Sometimes the city moves so slowly you can hardly detect any motion at all. Changing Greene Street from a one-way, two-way, one-way street into a two-way street would be a good example.

And other times, the city zips right along.

The people in Southside neighborhood that have been complaining about parking for years.  Up until January it would have been in the Greene Street category – lots of talk and promises but no action.

But at the Jan. 3 meeting, the City Council got to root of the problem, which was that the area didn’t qualify for permitted parking under the current city ordinance.

Director of the Greensboro Department of Transportation Hanna Cockburn told the City Council that the parking issues in Southside couldn’t be addressed with permitted parking under the city ordinance.

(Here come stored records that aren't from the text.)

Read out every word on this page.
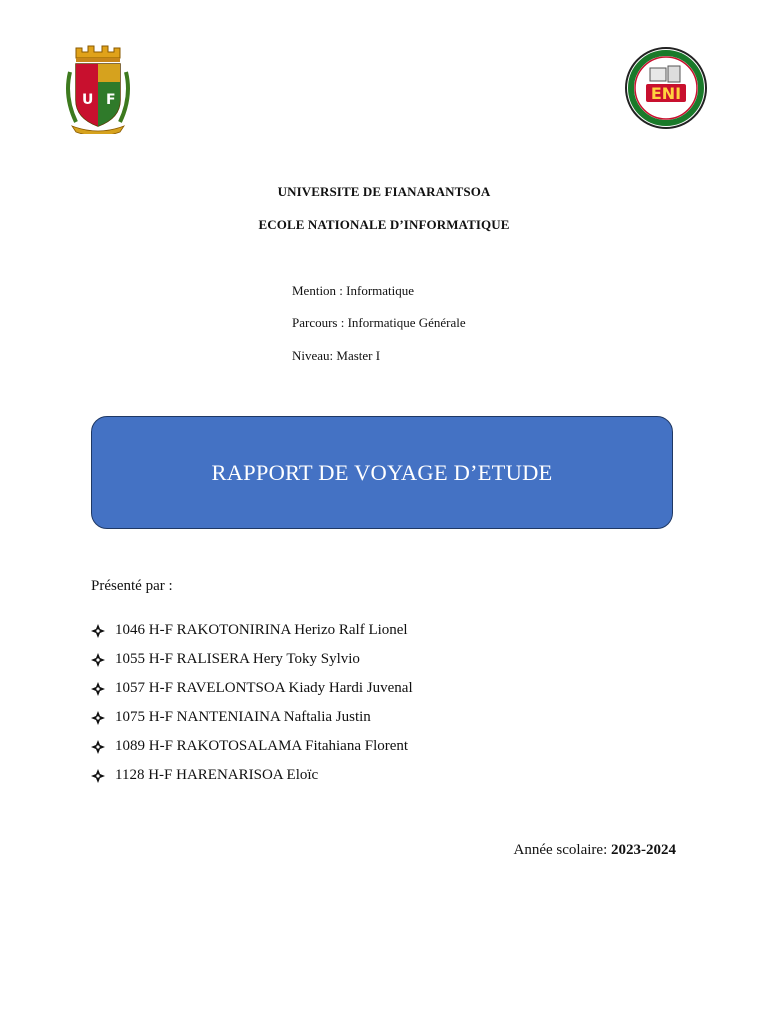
U F	ENI
UNIVERSITE DE FIANARANTSOA
ECOLE NATIONALE D’INFORMATIQUE
Mention : Informatique
Parcours : Informatique Générale
Niveau: Master I
RAPPORT DE VOYAGE D’ETUDE
Présenté par :
1046 H-F RAKOTONIRINA Herizo Ralf Lionel
1055 H-F RALISERA Hery Toky Sylvio
1057 H-F RAVELONTSOA Kiady Hardi Juvenal
1075 H-F NANTENIAINA Naftalia Justin
1089 H-F RAKOTOSALAMA Fitahiana Florent
1128 H-F HARENARISOA Eloïc
Année scolaire: 2023-2024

Councilmember Goldie Wells said that if nothing could be done because of the ordinances then the ordinances needed to be changed. 

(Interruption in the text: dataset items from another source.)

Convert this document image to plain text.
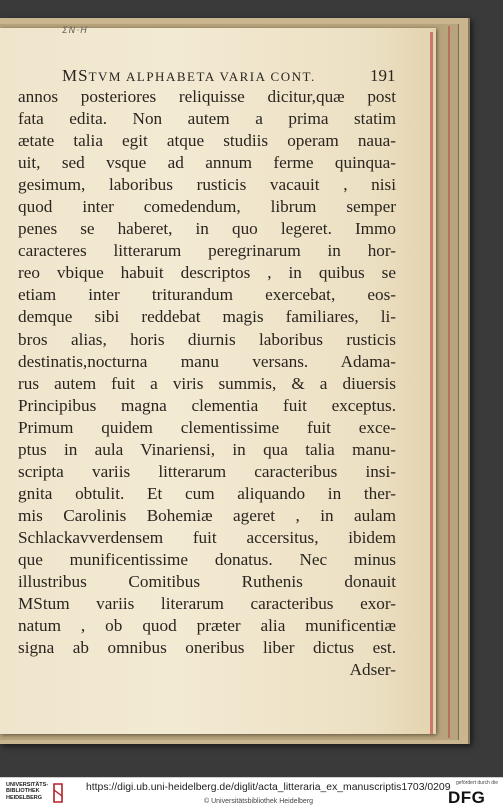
ΣΝ·Η
MSTVM ALPHABETA VARIA CONT.	191
annos posteriores reliquisse dicitur,quæ post
fata edita. Non autem a prima statim
ætate talia egit atque studiis operam naua-
uit, sed vsque ad annum ferme quinqua-
gesimum, laboribus rusticis vacauit , nisi
quod inter comedendum, librum semper
penes se haberet, in quo legeret. Immo
caracteres litterarum peregrinarum in hor-
reo vbique habuit descriptos , in quibus se
etiam inter triturandum exercebat, eos-
demque sibi reddebat magis familiares, li-
bros alias, horis diurnis laboribus rusticis
destinatis,nocturna manu versans. Adama-
rus autem fuit a viris summis, & a diuersis
Principibus magna clementia fuit exceptus.
Primum quidem clementissime fuit exce-
ptus in aula Vinariensi, in qua talia manu-
scripta variis litterarum caracteribus insi-
gnita obtulit. Et cum aliquando in ther-
mis Carolinis Bohemiæ ageret , in aulam
Schlackavverdensem fuit accersitus, ibidem
que munificentissime donatus. Nec minus
illustribus Comitibus Ruthenis donauit
MStum variis literarum caracteribus exor-
natum , ob quod præter alia munificentiæ
signa ab omnibus oneribus liber dictus est.
Adser-
UNIVERSITÄTS-
BIBLIOTHEK
HEIDELBERG
https://digi.ub.uni-heidelberg.de/diglit/acta_litteraria_ex_manuscriptis1703/0209
© Universitätsbibliothek Heidelberg
gefördert durch die
DFG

Wells said, “So something else has to be done and that is up to us.”

She added, “We are going to have to change the process and we are going to have to look at what is going to work for the business owners and the residents.”

Councilmember Sharon Hightower asked, “How quickly can we look at this ordinance and make these changes?”

Councilmember Yvonne Johnson said, “You ought to do it as quickly as possible.”

At the Feb. 15 meeting, the Greensboro City Council approved the ordinance amendments that will allow permitted parking in areas zoned traditional neighborhood, which includes the Southside area.  

For city staff to get marching orders from councilmembers on Jan. 4 and come back with an ordinance amendment for approval on Feb. 15 is moving at lightning speed.  No public hearings, no stakeholder meetings, no focus groups, no ad hoc committees – the city staff got direction from the City Council and took action.

Wouldn’t it be interesting if that happened more often?

In fact, wouldn’t it be interesting if that happened with Greene Street? But that is probably a bridge too far.